Super Retail Group has reported a 19.9 per cent fall in net profit as supply chain costs and pandemic restrictions ate into its earnings.

Aug 17, 2022, updated Aug 17, 2022
Super Retail sales continue to rise (file photo)

Super Retail sales continue to rise (file photo)

The company, which owns the BCF, Macpac, Rebel and SuperCheap Auto brands, has also warned that conditions were likely to worsen as interest rates rise and the pent-up demand from consumers during the pandemic subsided.

It said sales for the year were up by 2.8 per cent to $3.5 billion with digital sales now accounting for $600 million, an increase of 44 per cent.

The bottom-line profit was $241 million.

A fully franked dividend of 43 cents a share was declared for the second half bringing the full-year payout to 70 cents.

Among its brands, profit before tax fell significantly at its BCF division. It was down from $96 million in 2021 to $59 million. SuperCheap Auto fell from $192 million in 2021 to $176 million.
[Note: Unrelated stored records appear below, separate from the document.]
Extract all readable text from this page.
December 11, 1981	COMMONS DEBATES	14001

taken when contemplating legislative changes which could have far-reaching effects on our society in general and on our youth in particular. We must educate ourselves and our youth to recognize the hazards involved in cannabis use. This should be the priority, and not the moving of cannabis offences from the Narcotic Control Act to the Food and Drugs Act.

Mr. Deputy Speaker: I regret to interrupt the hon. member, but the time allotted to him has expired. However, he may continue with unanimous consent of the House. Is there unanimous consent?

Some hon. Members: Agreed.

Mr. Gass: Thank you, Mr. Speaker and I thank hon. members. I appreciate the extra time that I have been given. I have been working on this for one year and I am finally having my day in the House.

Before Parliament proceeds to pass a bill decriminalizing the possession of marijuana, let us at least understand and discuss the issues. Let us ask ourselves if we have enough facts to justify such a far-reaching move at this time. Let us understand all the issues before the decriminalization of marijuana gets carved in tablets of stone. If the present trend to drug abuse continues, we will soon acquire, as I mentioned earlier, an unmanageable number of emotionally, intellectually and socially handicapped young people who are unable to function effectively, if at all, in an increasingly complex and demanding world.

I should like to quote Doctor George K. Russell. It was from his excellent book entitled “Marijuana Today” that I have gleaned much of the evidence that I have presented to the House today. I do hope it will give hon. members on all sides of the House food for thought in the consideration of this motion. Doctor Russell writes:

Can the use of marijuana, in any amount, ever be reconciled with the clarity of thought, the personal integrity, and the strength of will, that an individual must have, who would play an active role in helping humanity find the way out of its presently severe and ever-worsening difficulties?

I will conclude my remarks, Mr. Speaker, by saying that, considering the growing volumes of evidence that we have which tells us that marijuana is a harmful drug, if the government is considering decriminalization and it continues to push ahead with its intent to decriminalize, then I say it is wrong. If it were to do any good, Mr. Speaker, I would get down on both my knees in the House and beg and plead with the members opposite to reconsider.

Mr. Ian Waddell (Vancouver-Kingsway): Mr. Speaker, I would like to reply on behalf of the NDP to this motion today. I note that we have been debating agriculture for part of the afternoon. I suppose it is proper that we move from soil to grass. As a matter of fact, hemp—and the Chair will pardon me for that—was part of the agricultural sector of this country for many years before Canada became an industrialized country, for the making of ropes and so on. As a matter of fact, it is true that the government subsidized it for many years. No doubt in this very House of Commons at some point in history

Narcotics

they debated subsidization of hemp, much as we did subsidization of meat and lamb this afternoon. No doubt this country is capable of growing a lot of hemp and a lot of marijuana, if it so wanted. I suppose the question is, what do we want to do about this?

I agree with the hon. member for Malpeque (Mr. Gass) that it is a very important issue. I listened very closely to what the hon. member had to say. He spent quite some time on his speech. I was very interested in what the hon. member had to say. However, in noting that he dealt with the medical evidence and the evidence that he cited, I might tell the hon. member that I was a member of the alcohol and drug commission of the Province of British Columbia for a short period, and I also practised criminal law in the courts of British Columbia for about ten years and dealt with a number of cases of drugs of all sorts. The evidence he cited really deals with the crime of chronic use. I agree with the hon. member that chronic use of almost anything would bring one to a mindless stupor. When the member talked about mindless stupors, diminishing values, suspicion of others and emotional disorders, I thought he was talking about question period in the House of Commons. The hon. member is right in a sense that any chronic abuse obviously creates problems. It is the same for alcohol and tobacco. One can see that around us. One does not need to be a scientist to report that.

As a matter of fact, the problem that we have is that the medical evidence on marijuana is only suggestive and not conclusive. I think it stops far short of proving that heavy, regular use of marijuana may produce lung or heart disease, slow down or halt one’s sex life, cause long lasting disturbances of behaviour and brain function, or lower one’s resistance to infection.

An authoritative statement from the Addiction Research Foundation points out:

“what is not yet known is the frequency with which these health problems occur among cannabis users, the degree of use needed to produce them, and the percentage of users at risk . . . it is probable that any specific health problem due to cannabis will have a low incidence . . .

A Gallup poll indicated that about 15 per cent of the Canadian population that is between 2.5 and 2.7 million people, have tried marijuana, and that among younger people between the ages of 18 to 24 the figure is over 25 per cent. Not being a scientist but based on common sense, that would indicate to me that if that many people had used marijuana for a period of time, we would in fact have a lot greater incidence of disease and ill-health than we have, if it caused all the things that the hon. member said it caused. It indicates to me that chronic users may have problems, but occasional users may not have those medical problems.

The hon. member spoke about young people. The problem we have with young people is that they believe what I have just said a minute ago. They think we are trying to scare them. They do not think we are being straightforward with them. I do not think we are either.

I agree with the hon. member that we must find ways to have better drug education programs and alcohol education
Rebel also fell from $166 million to $141 million.

Macpac increased profit slightly.

Managing director Anthony Heraghty said record online sales and the decision to invest in inventory underpinned the first half.

“Our solid inventory levels allowed us to capture consumer demand when retail spending rebounded in the second quarter following the end of the Covid-19 lockdowns,” he said.
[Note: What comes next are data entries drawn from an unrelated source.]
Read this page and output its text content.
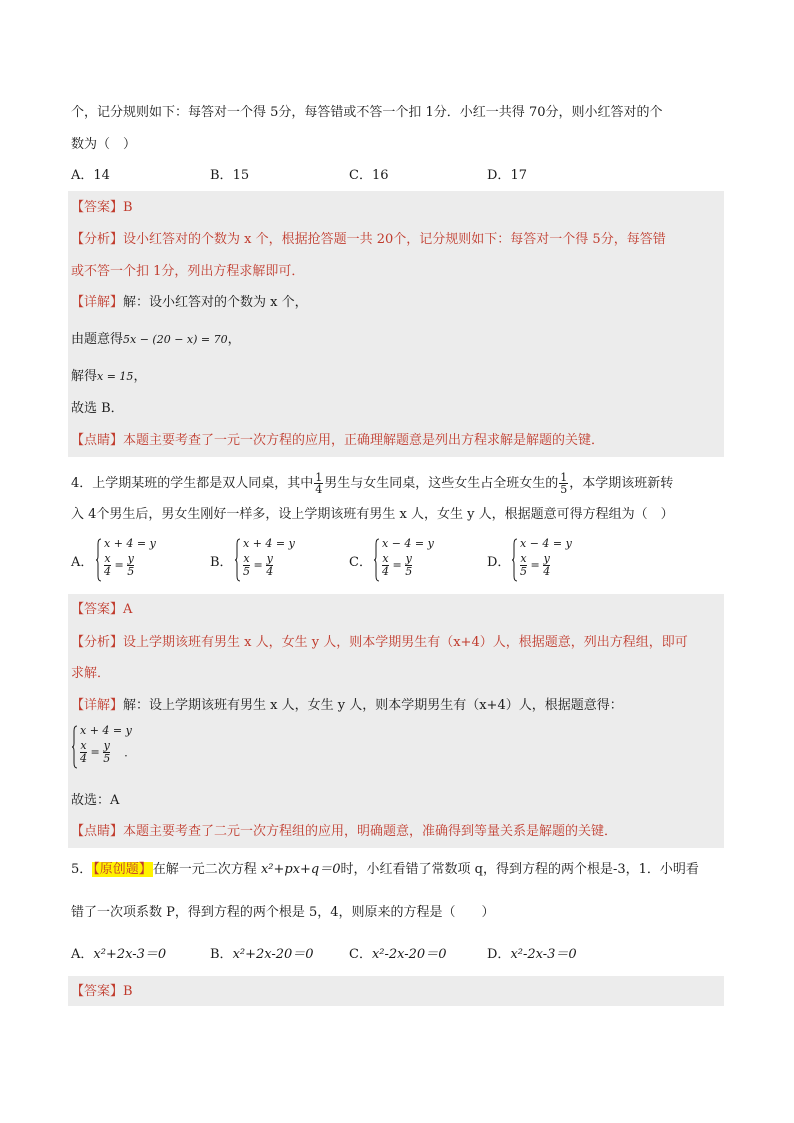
个，记分规则如下：每答对一个得 5分，每答错或不答一个扣 1分．小红一共得 70分，则小红答对的个
数为（　）
A．14	B．15	C．16	D．17
【答案】B
【分析】设小红答对的个数为 x 个，根据抢答题一共 20个，记分规则如下：每答对一个得 5分，每答错
或不答一个扣 1分，列出方程求解即可．
【详解】解：设小红答对的个数为 x 个，
由题意得5x − (20 − x) = 70，
解得x = 15，
故选 B．
【点睛】本题主要考查了一元一次方程的应用，正确理解题意是列出方程求解是解题的关键．
4．上学期某班的学生都是双人同桌，其中 $\frac{1}{4}$ 男生与女生同桌，这些女生占全班女生的 $\frac{1}{5}$ ，本学期该班新转
入 4个男生后，男女生刚好一样多，设上学期该班有男生 x 人，女生 y 人，根据题意可得方程组为（　）
A．
x + 4 = y
$\frac{x}{4} = \frac{y}{5}$	B．
x + 4 = y
$\frac{x}{5} = \frac{y}{4}$	C．
x − 4 = y
$\frac{x}{4} = \frac{y}{5}$	D．
x − 4 = y
$\frac{x}{5} = \frac{y}{4}$
【答案】A
【分析】设上学期该班有男生 x 人，女生 y 人，则本学期男生有（x+4）人，根据题意，列出方程组，即可
求解．
【详解】解：设上学期该班有男生 x 人，女生 y 人，则本学期男生有（x+4）人，根据题意得：
x + 4 = y
$\frac{x}{4} = \frac{y}{5}$ ．
故选：A
【点睛】本题主要考查了二元一次方程组的应用，明确题意，准确得到等量关系是解题的关键．
5．【原创题】在解一元二次方程 x²+px+q＝0时，小红看错了常数项 q，得到方程的两个根是-3，1．小明看
错了一次项系数 P，得到方程的两个根是 5，4，则原来的方程是（　　）
A．x²+2x-3＝0	B．x²+2x-20＝0	C．x²-2x-20＝0	D．x²-2x-3＝0
【答案】B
“The group delivered a strong second half result with like for like sales increasing by 5 per cent.”

The company said its start to the current financial year had been strong. Like-for-like sales growth against the pre-pandemic 2019 was up 29 per cent.
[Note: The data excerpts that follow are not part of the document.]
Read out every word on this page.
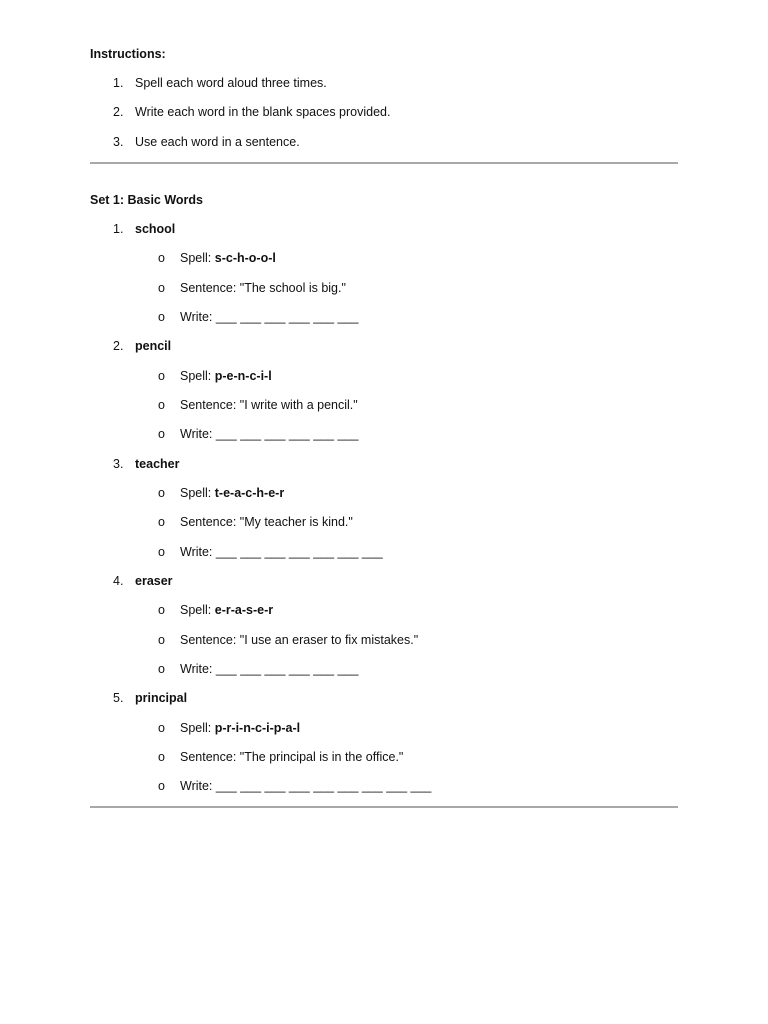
Instructions:
1. Spell each word aloud three times.
2. Write each word in the blank spaces provided.
3. Use each word in a sentence.
Set 1: Basic Words
1. school
o Spell: s-c-h-o-o-l
o Sentence: "The school is big."
o Write: ___ ___ ___ ___ ___ ___
2. pencil
o Spell: p-e-n-c-i-l
o Sentence: "I write with a pencil."
o Write: ___ ___ ___ ___ ___ ___
3. teacher
o Spell: t-e-a-c-h-e-r
o Sentence: "My teacher is kind."
o Write: ___ ___ ___ ___ ___ ___ ___
4. eraser
o Spell: e-r-a-s-e-r
o Sentence: "I use an eraser to fix mistakes."
o Write: ___ ___ ___ ___ ___ ___
5. principal
o Spell: p-r-i-n-c-i-p-a-l
o Sentence: "The principal is in the office."
o Write: ___ ___ ___ ___ ___ ___ ___ ___ ___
“Low unemployment and high levels of household savings are currently supporting strong consumer demand and foot traffic in shopping centres continues to build,” it said.

“While current trading levels are strong, the group expects rising interest rates and higher cost of living will start to impact consumer spending in the second half and that elevated levels of demand that arose during the pandemic will begin to subside.

“To prepare for more challenging macro-economic conditions the group is taking cost control actions focused on supply chain normalisation, store cost normalisation, maximising COGS efficiency and implementing a variable cost plan to align costs with revenue.”

Heraghty said the company would make a significant investment to take advantage of the data it had on its customers by launching new loyalty programs, developing a customer data platform and building customer analytics.

He said the company now had 9 million club members and this represented a significant opportunity.